CantHarm dataset release

CantHarm is a controlled Cantonese benchmark for harmful lexical forms, linked senses, severity labels, and canonical speech grounding. The site documents the locked public release and its access, licensing, citation, and archive plan.

Current release facts

4,823retained lexical forms

6,365linked sense rows

4,823canonical audio clips

11pseudonymous speaker IDs

Field	Value
Release version	2026-04-02 locked public release
Official website	https://cantharm.dataset.aidimsum.com/
Mirrors	GitHub, HuggingFace, Zenodo/DOI, OSF.
Primary materials	Workbook, metadata bundle, statistics, benchmark highlights, audio inventory, and speaker-packaged canonical audio archives.
Current boundary	These materials describe the 2026-04-02 locked public release.

Versioned candidate: v1.1-gb

v1.1-gb extends the 2026-04-02 locked release with a complete second canonical recording line for the same 4,823 forms. It preserves v1.0 as the stable archival baseline while documenting a revised-audio candidate, candidate DOI, and revised-candidate result tables.

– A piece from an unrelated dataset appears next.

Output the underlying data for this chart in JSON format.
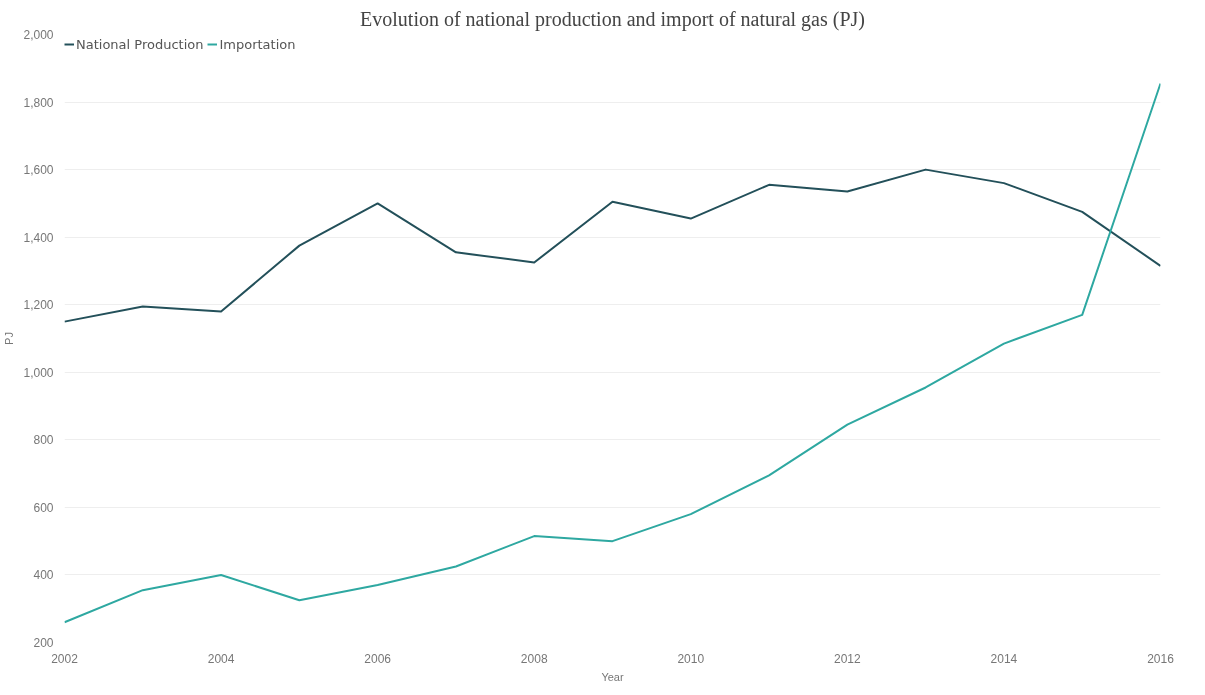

Versions · v1.1-gb candidate page · candidate results · GitHub pre-release · candidate DOI

Versioning note: v1.0 remains the current public release and archival DOI; v1.1-gb is a separately versioned candidate line.

What this is and is not

Included scope

The release is intended for dataset inspection, benchmark reproduction, and research on Cantonese lexical ambiguity, sense-aware labels, harmfulness categories, severity scoring, and canonical audio cues.

Out-of-scope uses

It is not a conversational moderation corpus, not a spontaneous-speech corpus, not a production moderation system, and not evidence of demographic or speaker-generalization.

Documentation

Use the pages below as a compact index for the release files, public mirrors, citation record, and access policy. Each page refers to the same 2026-04-02 locked public release.

Page	What to check
Downloads	Release file list, public mirrors, versioned candidate materials, and release documentation links.
Archive Versions	GitHub, HuggingFace, Zenodo/DOI, and OSF public records.
Citation	Version citation, BibTeX, CFF, and Zenodo DOI.
Access / License / Ethics	Use boundaries, license scope, source-text caveat, and contact/takedown channels.

Public release status

The public release website documents the current release boundary, mirrors, license terms, citation, and contact/takedown channels.